Uncertainty quantification and robustness to distribution shifts are important goals in machine learning and artificial intelligence. Although Bayesian neural networks (BNNs) allow for uncertainty in the predictions to be assessed, different sources of uncertainty are indistinguishable. We present imprecise Bayesian neural networks (IBNNs); they generalize and overcome some of the drawbacks of standard BNNs. These latter are trained using a single prior and likelihood distributions, whereas IBNNs are trained using credal prior and likelihood sets. They allow to distinguish between aleatoric and epistemic uncertainties, and to quantify them. In addition, IBNNs are robust in the sense of Bayesian sensitivity analysis, and are more robust than BNNs to distribution shift.

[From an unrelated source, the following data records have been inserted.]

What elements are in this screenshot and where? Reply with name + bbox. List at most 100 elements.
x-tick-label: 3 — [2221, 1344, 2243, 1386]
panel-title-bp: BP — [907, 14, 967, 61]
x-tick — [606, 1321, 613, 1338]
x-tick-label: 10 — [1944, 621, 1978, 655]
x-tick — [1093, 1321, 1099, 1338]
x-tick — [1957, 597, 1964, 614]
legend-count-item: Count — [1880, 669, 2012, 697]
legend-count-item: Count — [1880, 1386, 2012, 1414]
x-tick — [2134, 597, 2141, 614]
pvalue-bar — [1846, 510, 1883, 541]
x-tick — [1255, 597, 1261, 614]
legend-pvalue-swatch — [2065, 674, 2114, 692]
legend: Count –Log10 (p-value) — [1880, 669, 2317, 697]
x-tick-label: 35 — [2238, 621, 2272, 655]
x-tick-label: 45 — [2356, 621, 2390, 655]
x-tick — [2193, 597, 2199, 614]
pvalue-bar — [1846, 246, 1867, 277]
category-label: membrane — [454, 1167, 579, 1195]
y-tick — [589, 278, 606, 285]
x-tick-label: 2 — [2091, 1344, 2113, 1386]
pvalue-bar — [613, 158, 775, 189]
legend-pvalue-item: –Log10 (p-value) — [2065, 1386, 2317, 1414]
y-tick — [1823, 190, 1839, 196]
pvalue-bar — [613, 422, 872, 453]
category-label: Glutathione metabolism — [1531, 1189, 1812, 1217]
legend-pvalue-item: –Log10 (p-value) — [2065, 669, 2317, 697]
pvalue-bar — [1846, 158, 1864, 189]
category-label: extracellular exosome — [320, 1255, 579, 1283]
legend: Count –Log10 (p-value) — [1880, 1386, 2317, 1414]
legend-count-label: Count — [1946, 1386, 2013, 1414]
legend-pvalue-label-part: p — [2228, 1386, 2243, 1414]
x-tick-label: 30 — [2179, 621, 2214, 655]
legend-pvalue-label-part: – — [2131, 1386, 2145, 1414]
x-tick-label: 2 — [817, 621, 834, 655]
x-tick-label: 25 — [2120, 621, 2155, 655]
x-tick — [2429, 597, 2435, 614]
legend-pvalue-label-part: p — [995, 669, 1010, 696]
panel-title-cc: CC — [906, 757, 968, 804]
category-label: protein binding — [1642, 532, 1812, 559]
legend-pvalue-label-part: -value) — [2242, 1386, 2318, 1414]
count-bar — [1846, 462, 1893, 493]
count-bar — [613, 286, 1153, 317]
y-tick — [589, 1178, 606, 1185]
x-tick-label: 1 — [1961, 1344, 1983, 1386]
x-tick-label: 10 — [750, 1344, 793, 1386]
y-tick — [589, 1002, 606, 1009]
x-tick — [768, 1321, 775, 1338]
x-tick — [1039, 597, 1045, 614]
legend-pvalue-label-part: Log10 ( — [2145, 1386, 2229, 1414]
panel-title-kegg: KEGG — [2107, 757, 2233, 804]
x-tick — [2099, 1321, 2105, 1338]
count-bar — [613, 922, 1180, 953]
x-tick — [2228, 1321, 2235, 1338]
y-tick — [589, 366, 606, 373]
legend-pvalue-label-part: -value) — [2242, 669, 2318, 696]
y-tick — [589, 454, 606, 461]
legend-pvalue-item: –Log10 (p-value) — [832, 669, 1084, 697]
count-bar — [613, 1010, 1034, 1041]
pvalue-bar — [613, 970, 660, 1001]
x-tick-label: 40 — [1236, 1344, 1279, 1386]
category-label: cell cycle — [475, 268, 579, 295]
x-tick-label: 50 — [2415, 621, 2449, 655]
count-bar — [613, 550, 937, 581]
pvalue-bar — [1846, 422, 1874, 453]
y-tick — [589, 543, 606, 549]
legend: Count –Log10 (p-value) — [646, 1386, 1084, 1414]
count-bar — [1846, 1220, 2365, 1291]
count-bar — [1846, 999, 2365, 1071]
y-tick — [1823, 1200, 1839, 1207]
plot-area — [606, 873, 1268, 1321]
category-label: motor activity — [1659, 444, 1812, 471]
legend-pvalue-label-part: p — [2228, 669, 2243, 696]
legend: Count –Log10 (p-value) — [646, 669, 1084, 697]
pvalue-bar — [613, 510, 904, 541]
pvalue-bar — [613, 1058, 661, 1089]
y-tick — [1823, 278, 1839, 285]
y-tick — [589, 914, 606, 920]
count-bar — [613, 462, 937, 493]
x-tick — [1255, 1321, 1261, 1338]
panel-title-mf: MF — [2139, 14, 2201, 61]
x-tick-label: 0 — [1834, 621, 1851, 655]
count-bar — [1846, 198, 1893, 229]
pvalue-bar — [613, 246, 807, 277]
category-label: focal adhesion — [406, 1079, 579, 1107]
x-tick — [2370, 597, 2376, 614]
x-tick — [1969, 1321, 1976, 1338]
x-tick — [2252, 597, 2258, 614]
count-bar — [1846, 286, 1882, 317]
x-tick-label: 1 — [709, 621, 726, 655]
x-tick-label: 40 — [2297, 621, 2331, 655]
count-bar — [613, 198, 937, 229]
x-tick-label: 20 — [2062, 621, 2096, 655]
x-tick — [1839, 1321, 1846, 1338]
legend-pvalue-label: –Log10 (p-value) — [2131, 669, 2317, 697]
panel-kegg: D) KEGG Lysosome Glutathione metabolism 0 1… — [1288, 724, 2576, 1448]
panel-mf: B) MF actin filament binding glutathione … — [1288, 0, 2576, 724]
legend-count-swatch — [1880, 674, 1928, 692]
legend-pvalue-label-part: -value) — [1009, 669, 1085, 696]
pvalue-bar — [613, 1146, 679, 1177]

They can also be used to compute sets of outcomes that enjoy PAC-like properties. We apply IBNNs to two case studies. One, to model blood glucose and insulin dynamics for artificial pancreas control, and two, for motion prediction in autonomous driving scenarios. We show that IBNNs performs better when compared to an ensemble of BNNs benchmark.

翻译：不确定性量化与对分布偏移的鲁棒性是机器学习与人工智能领域的重要目标。尽管贝叶斯神经网络（BNNs）能够评估预测中的不确定性，但不同来源的不确定性难以区分。本文提出不精确贝叶斯神经网络（IBNNs），它推广并克服了标准BNNs的若干缺陷。标准BNNs使用单一先验分布和似然分布进行训练，而IBNNs则采用信度先验集与似然集进行训练。该方法能够区分偶然不确定性与认知不确定性并对其进行量化。此外，IBNNs在贝叶斯敏感性分析意义上具有鲁棒性，且相比BNNs对分布偏移表现出更强的鲁棒性。该方法还可用于计算具有PAC类性质的预测结果集。我们将IBNNs应用于两个案例研究：其一为人工胰腺控制中的血糖与胰岛素动力学建模，其二为自动驾驶场景中的运动预测。实验表明，与BNNs集成基准方法相比，IBNNs表现更优。